The major issue in the long-term development of climate change policy is the "challenge of designing architectures for global adaptation governance," the paper states.
For the time being, the authors believe that the required level of adaptation to climate change "exceeds the institutional capacities of many nations". National institutions are in need of "redesigning and strengthening, while new governance mechanisms are required," the paper claims.
Meanwhile, the authors warn that climate change could have "detrimental effects on where people can live as well as on their ability to produce and access food".
"Improved state-of-the-art research on farming technologies in developing countries" could help to counter this, the paper suggests.
Developing countries are at a "competitive disadvantage", however, as a result of disparities in agricultural research funding, the authors admit. It is thus highly likely that developed countries and the private sector will have a special role in helping the developing contries' farming sectors to adapt, the paper argues.
Renegotiating international property rights in the agricultural field could help support developing countries too, the authors add.

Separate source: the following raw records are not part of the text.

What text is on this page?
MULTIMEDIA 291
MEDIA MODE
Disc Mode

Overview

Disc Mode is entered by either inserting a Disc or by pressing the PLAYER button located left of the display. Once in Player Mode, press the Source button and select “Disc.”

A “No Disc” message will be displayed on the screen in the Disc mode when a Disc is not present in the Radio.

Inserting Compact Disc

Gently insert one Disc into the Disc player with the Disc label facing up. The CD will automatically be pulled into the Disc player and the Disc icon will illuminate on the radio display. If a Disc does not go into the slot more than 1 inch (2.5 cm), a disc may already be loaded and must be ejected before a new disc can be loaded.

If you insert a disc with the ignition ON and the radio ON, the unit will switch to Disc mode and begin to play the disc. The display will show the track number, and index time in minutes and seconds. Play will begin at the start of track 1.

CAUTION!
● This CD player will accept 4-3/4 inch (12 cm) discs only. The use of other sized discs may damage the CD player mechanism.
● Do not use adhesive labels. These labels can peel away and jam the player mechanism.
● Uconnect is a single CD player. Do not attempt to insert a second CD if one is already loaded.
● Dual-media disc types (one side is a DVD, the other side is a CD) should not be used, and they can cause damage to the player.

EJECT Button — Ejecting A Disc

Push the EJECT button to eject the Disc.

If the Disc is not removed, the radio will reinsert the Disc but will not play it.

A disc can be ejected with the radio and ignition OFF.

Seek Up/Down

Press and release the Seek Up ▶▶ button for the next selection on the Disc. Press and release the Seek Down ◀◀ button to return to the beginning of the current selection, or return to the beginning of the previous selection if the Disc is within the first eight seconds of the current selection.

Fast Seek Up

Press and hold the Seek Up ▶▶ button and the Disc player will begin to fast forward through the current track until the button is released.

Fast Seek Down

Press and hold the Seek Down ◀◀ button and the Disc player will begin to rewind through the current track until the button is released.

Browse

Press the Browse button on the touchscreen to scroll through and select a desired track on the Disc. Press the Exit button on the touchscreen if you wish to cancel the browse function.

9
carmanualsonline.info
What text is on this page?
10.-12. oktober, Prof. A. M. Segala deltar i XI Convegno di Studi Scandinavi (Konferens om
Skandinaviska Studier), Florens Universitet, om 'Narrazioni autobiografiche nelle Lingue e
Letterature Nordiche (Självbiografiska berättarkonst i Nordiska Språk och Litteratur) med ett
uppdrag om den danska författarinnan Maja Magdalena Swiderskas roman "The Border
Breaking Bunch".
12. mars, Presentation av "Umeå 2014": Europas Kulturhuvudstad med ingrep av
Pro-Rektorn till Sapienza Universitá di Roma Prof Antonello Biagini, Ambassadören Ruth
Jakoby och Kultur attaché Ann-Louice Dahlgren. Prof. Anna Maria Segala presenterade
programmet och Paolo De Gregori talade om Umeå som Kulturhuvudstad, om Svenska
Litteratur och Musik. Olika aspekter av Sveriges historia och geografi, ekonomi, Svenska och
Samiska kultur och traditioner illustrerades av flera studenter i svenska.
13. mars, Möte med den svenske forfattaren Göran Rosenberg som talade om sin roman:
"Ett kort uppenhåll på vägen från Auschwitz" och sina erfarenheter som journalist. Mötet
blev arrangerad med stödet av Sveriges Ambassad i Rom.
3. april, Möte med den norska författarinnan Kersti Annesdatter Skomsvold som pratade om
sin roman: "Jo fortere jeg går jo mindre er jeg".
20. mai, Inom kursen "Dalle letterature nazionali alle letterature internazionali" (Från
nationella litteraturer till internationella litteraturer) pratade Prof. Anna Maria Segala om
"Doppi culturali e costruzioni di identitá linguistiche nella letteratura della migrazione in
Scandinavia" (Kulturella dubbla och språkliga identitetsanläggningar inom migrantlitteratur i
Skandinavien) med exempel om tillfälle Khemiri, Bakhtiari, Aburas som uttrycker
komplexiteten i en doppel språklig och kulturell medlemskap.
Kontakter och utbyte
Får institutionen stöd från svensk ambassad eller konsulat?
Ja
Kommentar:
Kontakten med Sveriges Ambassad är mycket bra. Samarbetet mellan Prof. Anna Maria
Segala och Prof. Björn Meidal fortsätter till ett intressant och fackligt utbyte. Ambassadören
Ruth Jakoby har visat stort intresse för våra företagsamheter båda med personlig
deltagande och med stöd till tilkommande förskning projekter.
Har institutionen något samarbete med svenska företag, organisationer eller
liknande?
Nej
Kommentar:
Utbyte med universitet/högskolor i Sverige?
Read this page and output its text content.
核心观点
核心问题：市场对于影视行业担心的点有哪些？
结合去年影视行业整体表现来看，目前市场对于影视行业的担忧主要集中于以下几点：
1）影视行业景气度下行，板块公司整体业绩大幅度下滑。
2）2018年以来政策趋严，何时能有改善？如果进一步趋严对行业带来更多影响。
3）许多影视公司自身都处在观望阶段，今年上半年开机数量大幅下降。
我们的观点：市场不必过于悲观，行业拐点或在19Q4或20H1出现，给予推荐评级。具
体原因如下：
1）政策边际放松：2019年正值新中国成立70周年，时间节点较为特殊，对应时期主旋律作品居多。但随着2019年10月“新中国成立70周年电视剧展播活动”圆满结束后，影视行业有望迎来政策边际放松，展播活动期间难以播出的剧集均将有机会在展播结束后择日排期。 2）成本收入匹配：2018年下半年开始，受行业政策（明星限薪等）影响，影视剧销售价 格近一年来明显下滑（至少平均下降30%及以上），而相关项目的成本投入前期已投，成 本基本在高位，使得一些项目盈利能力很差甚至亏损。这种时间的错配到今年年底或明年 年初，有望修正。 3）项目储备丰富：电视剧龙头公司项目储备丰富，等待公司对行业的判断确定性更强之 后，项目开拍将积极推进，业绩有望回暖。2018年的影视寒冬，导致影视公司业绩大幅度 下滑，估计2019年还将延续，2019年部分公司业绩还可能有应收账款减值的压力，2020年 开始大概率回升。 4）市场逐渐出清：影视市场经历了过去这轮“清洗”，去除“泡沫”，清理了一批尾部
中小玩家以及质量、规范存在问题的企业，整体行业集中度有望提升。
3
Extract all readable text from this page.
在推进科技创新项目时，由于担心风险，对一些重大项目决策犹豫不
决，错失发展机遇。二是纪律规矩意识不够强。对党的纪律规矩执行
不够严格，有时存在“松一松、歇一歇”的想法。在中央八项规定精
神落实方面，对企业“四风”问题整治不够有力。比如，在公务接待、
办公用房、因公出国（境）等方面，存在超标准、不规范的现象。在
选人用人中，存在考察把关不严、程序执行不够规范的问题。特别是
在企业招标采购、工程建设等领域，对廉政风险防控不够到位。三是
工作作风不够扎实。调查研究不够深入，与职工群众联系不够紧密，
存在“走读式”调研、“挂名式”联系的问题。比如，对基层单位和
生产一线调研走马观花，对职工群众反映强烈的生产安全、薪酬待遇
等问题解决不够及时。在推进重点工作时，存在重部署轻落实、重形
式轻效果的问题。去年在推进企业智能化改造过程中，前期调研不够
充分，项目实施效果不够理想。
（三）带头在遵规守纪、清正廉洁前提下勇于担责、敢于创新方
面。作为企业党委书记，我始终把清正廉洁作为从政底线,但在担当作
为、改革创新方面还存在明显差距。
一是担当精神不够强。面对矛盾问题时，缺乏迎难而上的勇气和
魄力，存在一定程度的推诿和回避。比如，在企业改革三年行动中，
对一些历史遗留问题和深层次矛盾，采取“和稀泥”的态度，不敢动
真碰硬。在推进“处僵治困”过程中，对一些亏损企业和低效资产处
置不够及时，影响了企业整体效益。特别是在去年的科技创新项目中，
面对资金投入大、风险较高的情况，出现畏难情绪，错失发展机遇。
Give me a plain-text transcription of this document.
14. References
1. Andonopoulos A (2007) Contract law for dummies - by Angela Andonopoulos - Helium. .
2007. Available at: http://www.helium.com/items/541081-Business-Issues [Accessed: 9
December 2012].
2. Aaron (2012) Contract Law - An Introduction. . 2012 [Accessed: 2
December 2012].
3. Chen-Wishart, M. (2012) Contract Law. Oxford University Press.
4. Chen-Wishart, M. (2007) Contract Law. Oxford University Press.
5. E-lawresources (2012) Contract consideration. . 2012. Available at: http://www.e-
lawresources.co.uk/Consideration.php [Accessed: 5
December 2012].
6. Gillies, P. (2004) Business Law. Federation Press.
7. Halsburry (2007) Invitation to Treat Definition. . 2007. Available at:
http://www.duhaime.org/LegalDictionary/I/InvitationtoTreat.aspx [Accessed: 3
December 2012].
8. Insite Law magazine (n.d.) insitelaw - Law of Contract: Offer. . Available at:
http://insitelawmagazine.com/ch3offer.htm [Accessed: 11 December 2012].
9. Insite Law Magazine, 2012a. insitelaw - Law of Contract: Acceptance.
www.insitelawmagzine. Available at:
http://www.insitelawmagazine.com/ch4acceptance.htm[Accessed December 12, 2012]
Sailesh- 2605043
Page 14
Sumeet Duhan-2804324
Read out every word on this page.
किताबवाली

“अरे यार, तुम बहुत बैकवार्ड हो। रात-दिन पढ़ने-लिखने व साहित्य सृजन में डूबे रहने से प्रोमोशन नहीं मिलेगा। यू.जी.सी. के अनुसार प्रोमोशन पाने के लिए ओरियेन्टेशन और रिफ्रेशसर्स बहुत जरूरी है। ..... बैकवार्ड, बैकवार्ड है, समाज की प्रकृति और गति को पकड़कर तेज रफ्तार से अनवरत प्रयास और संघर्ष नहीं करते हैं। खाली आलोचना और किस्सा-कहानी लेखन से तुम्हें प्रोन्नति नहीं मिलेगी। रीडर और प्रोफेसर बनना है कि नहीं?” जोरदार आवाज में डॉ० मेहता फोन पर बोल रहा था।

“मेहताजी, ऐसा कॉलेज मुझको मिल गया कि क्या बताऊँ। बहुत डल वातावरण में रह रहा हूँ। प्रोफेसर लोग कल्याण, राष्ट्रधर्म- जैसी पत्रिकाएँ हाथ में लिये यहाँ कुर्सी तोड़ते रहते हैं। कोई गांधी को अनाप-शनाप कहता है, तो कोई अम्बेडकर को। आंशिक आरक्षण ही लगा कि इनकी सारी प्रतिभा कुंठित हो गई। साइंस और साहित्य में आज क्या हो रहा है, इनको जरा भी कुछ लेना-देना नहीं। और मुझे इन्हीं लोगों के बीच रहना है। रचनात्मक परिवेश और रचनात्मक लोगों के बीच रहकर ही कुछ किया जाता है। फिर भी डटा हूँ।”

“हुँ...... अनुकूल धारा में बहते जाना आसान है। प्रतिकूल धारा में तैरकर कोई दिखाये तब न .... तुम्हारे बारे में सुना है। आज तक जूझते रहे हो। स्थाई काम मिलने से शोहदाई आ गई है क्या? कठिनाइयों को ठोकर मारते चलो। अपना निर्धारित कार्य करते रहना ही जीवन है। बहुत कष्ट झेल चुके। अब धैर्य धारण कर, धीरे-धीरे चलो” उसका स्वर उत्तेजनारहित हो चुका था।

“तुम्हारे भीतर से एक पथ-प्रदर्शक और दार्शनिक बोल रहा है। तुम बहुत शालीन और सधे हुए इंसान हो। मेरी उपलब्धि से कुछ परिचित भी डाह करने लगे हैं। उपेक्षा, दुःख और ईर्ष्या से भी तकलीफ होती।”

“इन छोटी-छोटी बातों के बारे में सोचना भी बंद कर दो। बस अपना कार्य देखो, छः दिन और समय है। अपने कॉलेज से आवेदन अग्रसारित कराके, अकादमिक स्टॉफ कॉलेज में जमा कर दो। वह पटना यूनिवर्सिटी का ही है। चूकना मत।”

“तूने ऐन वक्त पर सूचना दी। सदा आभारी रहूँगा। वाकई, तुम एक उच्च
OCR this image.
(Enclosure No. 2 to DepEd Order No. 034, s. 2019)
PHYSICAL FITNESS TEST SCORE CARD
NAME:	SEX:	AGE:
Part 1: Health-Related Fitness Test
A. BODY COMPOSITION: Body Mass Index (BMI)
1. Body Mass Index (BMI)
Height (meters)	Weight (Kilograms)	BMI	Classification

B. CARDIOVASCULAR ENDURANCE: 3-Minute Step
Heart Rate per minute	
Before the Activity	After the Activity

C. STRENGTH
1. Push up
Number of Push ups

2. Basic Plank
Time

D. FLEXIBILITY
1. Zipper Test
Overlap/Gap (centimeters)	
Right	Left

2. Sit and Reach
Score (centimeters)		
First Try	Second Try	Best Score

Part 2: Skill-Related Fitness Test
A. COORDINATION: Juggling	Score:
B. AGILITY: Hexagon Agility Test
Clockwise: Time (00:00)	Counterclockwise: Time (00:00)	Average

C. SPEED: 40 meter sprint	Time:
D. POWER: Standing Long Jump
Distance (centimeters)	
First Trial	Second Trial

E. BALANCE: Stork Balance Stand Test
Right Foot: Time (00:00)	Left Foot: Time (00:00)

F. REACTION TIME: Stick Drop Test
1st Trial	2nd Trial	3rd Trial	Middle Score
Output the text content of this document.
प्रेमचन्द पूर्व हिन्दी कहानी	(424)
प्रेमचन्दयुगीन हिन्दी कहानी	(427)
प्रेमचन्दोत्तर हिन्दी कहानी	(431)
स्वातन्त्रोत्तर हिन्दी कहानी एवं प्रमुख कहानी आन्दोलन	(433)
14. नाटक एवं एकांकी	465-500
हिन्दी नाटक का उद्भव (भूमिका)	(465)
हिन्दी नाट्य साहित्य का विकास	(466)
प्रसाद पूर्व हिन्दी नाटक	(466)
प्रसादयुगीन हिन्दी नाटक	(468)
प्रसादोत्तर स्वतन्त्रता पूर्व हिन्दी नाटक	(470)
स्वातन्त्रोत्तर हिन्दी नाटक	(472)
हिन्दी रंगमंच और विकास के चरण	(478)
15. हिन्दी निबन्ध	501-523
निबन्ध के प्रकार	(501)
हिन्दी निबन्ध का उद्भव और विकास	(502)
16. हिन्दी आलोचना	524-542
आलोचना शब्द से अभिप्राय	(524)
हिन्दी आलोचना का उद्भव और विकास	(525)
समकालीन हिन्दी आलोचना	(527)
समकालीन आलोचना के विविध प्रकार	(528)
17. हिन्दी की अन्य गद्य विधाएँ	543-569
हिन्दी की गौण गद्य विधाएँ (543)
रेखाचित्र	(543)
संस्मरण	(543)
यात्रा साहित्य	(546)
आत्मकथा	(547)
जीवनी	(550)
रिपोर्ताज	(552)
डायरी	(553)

They believe this could happen under an Adaptation Food Security Protocol, within "the only institution capable of bringing together diverse actors needed to bring about change":the United Nations Framework Convention on Climate Change (UNFCCC).
The paper also warns of potentially millions of climate refugees in the decades to come, as "existing governance mechanisms are not sufficiently equipped to deal with this looming crisis". To meet the challenge, the authors believe new legal instruments "specifically tailored to the needs of climate refugees" are required.
All these proposals are meant to avert terrible disasters, the paper says, calling for them to be framed in terms of "planned and organised voluntary resettlement programmes".
Thus, the paper concludes by calling for "early action" to establish effective and appropriate governance mechanisms.